Controls define what Agents are allowed to do after an interaction has been authorized.
The most common control type is MCP (Model Context Protocol). MCP controls determine which tools an Agent can invoke on behalf of originating Identities.
MCP controls follow a least privileged model. By default, all tools are denied. An Agent can invoke a tool only if access has been explicitly granted in a Policy.
MCP controls answer the question:
Which tools can these users, through these Agents, actually use?
Granting Access to MCP Tools
To configure MCP controls:
- In the Policies section in the Environment sidebar, click on the relevant Authorization Workspace.
- Select a Policy or create one.
- In the Policy Canvas, click the plus (+) icon in the MCP Control component.
.png)
- In the side panel, select entries from the Groups or Tools tabs, as described below.
The PlainID Authorization Platform supports multiple levels of control, from high-level categorization to fine-grained parameter conditions.
Granting Access by Category
During Discovery, the platform scans connected MCP servers and tools. In addition to identifying tools, an AI-based classification layer organizes them into meaningful categories.
Categories reflect:
- Functional domains, such as source control, CI and CD, local filesystem access, and observability.
- Risk and impact profiles, such as sensitive data access, destructive actions, and high-cost operations.
This approach allows you to manage tool access by intent and risk rather than by individual tool name.
To add tool categories:
- In the Policies section in the Environment sidebar, click on the relevant Authorization Workspace.
- Select a Policy or create one.
- Open the Groups tab in the MCP Control section.
- Search for the relevant category.
- Select the category.
The selected category appears in the MCP Control widget on the canvas.
Example use cases:
- Allow an IT operations group access to all CI/CD-related tools.
- Exclude categories marked as Destructive or High Cost.
- Prevent Agents from accessing tools that can delete data or incur unexpected spend.
You can also use the AI assistant to recommend appropriate categories based on your intent.
Granting Access by Server
In some cases, you may allow access to all tools exposed by a specific MCP server.
This approach is appropriate when tools are already governed at the server level.
To add a server:
- In the Policies section in the Environment sidebar, click on the relevant Authorization Workspace.
- Select a Policy or create one.
- In the Groups tab, search for the MCP server name.

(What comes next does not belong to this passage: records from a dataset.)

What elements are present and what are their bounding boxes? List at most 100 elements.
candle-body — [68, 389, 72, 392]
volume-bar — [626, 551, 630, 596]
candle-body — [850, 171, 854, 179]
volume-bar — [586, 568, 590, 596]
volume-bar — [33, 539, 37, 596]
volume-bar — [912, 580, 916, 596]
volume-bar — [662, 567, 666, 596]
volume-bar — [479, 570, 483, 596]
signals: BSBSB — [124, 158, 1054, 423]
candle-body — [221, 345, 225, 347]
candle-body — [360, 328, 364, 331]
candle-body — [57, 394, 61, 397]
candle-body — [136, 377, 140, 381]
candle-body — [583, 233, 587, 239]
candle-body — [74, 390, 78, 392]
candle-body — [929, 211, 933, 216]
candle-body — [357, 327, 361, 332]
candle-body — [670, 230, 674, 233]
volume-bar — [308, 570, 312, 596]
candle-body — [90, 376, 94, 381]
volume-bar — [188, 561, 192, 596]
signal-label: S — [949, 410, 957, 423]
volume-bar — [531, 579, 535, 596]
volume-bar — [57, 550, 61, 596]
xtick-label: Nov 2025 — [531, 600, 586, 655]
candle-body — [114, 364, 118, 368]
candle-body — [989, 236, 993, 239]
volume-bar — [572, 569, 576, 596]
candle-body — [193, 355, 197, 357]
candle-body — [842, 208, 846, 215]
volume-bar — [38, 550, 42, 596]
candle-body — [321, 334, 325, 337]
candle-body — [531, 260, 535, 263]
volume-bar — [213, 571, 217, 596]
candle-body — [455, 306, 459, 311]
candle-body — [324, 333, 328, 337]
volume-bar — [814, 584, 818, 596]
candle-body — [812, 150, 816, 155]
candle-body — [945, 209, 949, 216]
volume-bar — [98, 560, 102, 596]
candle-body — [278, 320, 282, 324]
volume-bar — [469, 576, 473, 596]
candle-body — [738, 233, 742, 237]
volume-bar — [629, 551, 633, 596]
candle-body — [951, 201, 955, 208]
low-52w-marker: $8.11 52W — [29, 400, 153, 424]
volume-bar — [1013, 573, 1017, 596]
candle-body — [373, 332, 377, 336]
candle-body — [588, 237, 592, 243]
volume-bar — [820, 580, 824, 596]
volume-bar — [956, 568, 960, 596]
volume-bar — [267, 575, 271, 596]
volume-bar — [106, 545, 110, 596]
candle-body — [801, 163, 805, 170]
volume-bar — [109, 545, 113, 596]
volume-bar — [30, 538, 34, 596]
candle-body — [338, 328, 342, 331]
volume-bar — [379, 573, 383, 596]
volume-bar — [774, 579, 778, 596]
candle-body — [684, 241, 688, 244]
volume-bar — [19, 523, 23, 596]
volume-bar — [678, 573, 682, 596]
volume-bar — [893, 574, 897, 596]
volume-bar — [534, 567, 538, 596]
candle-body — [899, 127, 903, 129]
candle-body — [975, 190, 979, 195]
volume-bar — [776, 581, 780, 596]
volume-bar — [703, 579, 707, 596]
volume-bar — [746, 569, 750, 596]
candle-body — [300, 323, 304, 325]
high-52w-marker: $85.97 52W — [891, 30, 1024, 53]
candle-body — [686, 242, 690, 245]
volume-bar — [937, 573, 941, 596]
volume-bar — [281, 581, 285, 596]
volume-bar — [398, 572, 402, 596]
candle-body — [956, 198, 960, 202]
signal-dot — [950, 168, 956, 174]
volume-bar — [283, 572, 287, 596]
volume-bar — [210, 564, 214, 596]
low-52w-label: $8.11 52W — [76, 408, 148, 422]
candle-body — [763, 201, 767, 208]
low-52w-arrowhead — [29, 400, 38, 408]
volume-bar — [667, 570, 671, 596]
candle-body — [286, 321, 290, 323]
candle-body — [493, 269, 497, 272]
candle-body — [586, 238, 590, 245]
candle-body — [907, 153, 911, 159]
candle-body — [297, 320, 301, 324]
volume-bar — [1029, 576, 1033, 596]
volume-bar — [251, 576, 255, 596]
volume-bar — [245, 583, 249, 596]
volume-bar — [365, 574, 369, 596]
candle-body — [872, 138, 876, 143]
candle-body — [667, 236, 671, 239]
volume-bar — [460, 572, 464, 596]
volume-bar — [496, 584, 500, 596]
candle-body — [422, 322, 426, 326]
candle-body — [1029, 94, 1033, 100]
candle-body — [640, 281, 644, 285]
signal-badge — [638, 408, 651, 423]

- Select the server entry.
The server appears in the MCP Control widget, granting access to all associated tools.
Granting Access by Tool and Parameter
For maximum precision, control access at both the tool and parameter levels.

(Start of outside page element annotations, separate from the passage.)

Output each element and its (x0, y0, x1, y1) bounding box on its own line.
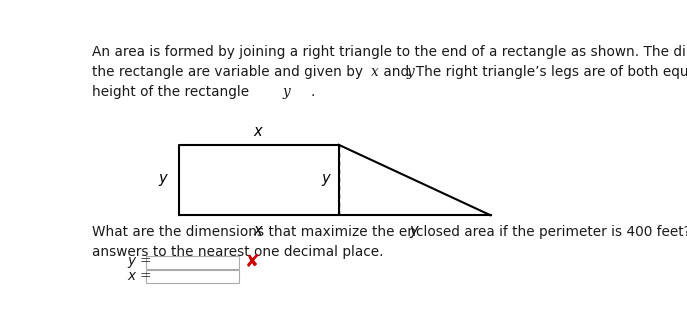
Text: the rectangle are variable and given by: the rectangle are variable and given by (92, 65, 368, 79)
Text: $x$: $x$ (254, 126, 264, 139)
FancyBboxPatch shape (146, 270, 238, 283)
Text: x: x (371, 65, 379, 79)
Text: and: and (379, 65, 414, 79)
Text: $y$ =: $y$ = (127, 255, 152, 270)
Text: ✘: ✘ (245, 253, 260, 271)
Text: $y$: $y$ (158, 172, 170, 188)
FancyBboxPatch shape (146, 256, 238, 269)
Text: $y$: $y$ (322, 172, 333, 188)
Text: answers to the nearest one decimal place.: answers to the nearest one decimal place… (92, 245, 384, 259)
Text: .: . (311, 85, 315, 99)
Text: y: y (407, 65, 414, 79)
Text: y: y (282, 85, 291, 99)
Text: . The right triangle’s legs are of both equal to the: . The right triangle’s legs are of both … (407, 65, 687, 79)
Text: An area is formed by joining a right triangle to the end of a rectangle as shown: An area is formed by joining a right tri… (92, 45, 687, 59)
Text: What are the dimensions that maximize the enclosed area if the perimeter is 400 : What are the dimensions that maximize th… (92, 225, 687, 239)
Text: $x$: $x$ (254, 224, 264, 238)
Text: $x$ =: $x$ = (127, 269, 152, 283)
Text: $y$: $y$ (409, 224, 420, 240)
Text: height of the rectangle: height of the rectangle (92, 85, 254, 99)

This enables you to define:
- Whether a tool can be invoked.
- Under which Conditions it can be invoked.
To add individual tools:
- In the Policies section in the Environment sidebar, click on the relevant Authorization Workspace.
- Select a Policy or create one.
- Open the Tools tab in the MCP Control section.
- Search for or browse to the required tool.
- Select the tool.
The tool appears in the MCP Control widget on the canvas.
To define parameter level conditions:
If a tool exposes parameters, they are automatically detected during Discovery.
- In the Policies section in the Environment sidebar, click on the relevant Authorization Workspace.
- Select a Policy or create one.
- Click Parameters next to the selected tool.
- In the query builder, define the required conditions based on the tool parameters.
.png)
Example
If using an Atlassian MCP server with a Create Jira Issue tool, you may:
- Allow support employees to create issues.
- Restrict issue creation to the Support project only.
To configure this:
- Add the Create Jira Issue tool.
- Open the Parameters configuration.
- Add a condition such as Project equals Support.
This approach ensures least privileged access at the tool-execution level.
By combining category, server, tool, and parameter-level controls, you can define precise, risk-aligned tool access within your Policies.